Kate and William say their outrage about last week’s invasion stems from fear the media will push its way into Kate’s life as relentlessly as it did Diana’s. In their statement, they called the illicit photos “reminiscent of the worst excesses of the press and paparazzi during the life of Diana”—excesses that included the People’s Princess’s death in a car crash while fleeing photographers.

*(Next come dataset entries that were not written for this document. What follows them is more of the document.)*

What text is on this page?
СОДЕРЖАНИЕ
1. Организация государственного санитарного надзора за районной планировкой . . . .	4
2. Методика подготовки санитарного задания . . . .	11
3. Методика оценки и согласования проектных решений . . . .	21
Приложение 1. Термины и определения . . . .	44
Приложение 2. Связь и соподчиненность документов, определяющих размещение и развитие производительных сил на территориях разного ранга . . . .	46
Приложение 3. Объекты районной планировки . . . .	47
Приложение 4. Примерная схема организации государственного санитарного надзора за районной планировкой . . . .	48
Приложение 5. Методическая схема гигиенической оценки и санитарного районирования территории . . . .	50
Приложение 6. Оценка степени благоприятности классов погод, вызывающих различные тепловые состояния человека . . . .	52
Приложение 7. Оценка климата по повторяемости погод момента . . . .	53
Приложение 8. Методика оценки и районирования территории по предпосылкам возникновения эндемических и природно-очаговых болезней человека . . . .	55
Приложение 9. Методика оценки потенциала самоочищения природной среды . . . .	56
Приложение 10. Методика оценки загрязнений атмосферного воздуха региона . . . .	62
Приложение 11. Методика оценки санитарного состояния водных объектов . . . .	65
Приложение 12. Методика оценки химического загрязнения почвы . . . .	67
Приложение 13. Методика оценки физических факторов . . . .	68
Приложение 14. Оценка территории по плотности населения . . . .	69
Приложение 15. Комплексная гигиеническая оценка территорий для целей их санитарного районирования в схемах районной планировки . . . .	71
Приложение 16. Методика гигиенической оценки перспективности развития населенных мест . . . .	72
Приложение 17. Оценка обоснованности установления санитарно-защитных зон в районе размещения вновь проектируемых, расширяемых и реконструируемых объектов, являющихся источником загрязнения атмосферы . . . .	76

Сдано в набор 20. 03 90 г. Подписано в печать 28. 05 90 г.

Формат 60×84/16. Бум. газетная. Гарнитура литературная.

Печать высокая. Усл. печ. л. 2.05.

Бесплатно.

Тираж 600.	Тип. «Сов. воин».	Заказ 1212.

Like her mother-in-law, Kate is adored by public and press. But as usual for the royals, that adulation is complicated. On the one hand, she’s praised for maintaining her privacy, for being demure and removed. Before last week, the closest she’d come to a wardrobe malfunction was a minor midriff showing when she leapt up because Britain won Olympic gold. On the other hand, her subjects eat it up when the press pokes and prods at her inner life, criticizing her weight loss and speculating that she may be too thin to get pregnant. The transition from this invasive coverage—which the royals endured in silence this summer—to topless photos was not a quantum leap.
Hypocritical or no, the British press has stood by the princess, and despite Will and Kate’s fighting words last week, they look happy enough in the pictures of their Asia tour. Their smiles as they accepted garlands from tribeswomen and waved from the prow of a ship corroborate sources’ claims that they’ve decided to “keep calm and carry on,” and that they’ve taken solace in the hope that their legal action will protect them from future impositions. But Chernock doubts this will be the last of it. Up until now, Kate and the press have been on a “honeymoon,” she said, “but there will be moments when she’s judged much more harshly.” The Brits want to be able to treat their first family like celebrities, but they don’t want its members to act that way—and it’s hard to look like the moral center of a nation when the paparazzi catch you topless.